Film için “Tam bir kan-revan filmi” tabirini kullanan Arslan, devamında şunları yazdı:
“(…) Örneğin ‘Kassandra Geçidi’ (1976) ya da daha yakın tarihlerden ‘Zombi Ekspresi’ (2016) üzere kamerayı yalnızca tren vagonları ortasında gezdirerek ‘hareketli’ bir ölümcül çatışma ve vahşet serüveni sunuyor, bunu yaparken de ‘Hindistan sineması’ damgasını hiç umursamıyor, hiçbir mahallî öge barındırmamaya çaba ediyor.”
ŞİDDET PORNOGRAFİSİ TAVAN
Film için “hayal kırıklığı” tabirini kullanan Arslan, şöyle devam etti:
“Hindistan ordusunda yüzbaşı olan Amrit, sevgilisinin diğer bir adamla nişanlandığını öğrenince kızın ve ailesinin yola çıktığı trene biniyor ancak tren garip mi garip bir aile uzunluğu soyguncu çetesi tarafından ele geçirilince yakın arkadaşıyla birlikte kanlı bir hesaplaşmaya girmek zorunda kalıyor.
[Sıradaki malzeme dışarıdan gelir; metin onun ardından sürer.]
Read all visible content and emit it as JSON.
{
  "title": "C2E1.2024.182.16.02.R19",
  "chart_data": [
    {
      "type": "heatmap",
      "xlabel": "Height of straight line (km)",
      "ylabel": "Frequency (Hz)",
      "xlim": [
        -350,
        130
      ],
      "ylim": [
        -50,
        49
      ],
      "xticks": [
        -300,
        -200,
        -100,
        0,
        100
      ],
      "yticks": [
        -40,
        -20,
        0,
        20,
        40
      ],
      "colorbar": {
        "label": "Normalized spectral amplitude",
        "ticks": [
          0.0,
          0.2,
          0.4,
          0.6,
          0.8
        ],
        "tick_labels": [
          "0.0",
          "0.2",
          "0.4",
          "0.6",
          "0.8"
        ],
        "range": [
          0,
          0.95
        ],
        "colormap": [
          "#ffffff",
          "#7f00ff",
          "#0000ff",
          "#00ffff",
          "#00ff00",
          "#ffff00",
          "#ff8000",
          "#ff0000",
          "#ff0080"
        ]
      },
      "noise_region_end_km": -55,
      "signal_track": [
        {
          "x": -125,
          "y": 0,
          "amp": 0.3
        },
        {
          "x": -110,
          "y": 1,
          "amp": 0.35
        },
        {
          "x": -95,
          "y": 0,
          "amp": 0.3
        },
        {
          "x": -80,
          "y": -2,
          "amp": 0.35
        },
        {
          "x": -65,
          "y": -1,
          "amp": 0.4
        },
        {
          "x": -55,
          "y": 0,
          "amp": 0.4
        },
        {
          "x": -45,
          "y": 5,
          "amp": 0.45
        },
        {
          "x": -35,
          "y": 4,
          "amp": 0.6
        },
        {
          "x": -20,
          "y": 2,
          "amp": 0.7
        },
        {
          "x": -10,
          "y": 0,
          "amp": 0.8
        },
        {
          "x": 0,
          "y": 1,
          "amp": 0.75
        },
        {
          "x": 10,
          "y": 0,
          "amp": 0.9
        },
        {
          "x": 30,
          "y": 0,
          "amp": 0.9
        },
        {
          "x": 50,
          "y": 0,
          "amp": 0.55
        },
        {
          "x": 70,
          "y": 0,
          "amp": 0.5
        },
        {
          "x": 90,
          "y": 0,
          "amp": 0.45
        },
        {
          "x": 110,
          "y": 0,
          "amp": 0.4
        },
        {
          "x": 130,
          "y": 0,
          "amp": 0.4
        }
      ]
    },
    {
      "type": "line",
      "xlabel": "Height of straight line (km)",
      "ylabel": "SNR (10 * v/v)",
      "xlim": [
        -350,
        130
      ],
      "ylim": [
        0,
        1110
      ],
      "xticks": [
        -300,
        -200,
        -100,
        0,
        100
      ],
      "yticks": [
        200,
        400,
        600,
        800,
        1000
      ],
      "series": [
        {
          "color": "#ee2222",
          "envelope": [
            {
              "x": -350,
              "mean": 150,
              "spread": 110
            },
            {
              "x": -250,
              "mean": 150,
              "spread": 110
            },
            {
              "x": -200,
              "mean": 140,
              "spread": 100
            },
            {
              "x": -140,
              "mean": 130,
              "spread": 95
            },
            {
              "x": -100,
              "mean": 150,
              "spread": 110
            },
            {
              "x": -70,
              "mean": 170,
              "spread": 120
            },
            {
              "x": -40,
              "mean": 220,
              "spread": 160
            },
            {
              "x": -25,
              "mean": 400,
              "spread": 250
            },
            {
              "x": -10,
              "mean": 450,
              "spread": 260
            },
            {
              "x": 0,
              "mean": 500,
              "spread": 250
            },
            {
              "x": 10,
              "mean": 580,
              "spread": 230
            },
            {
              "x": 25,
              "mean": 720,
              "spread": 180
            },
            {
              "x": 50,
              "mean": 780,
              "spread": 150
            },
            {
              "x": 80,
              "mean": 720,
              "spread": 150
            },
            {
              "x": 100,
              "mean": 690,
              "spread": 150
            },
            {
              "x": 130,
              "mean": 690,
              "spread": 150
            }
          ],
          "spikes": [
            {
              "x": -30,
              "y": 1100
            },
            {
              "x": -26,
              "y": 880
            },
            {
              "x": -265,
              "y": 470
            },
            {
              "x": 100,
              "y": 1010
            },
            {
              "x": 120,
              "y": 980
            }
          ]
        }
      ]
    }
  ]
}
Sonuçta trende resmen kan banyosu yapılıyor, şiddet pornografisi ve aksiyon tavana vuruyor, zayıf olay örgüsü bu hikayenin örneğin neden Zimbabve ya da Kanada’da değil de Hindistan’da geçtiğini açıklayamadan onlarca meyyit ortada yatar hale geliyor. Az ya da çok, Hindistan sinemasının renkli özellikleriyle müsabakayı bekleyen seyircinin eli de böğründe kalıyor. ‘Tren filmleri’ listesine yeni bir çentik atmakla birlikte hiçbir şey anlatmayan bir sinema ‘Geber!”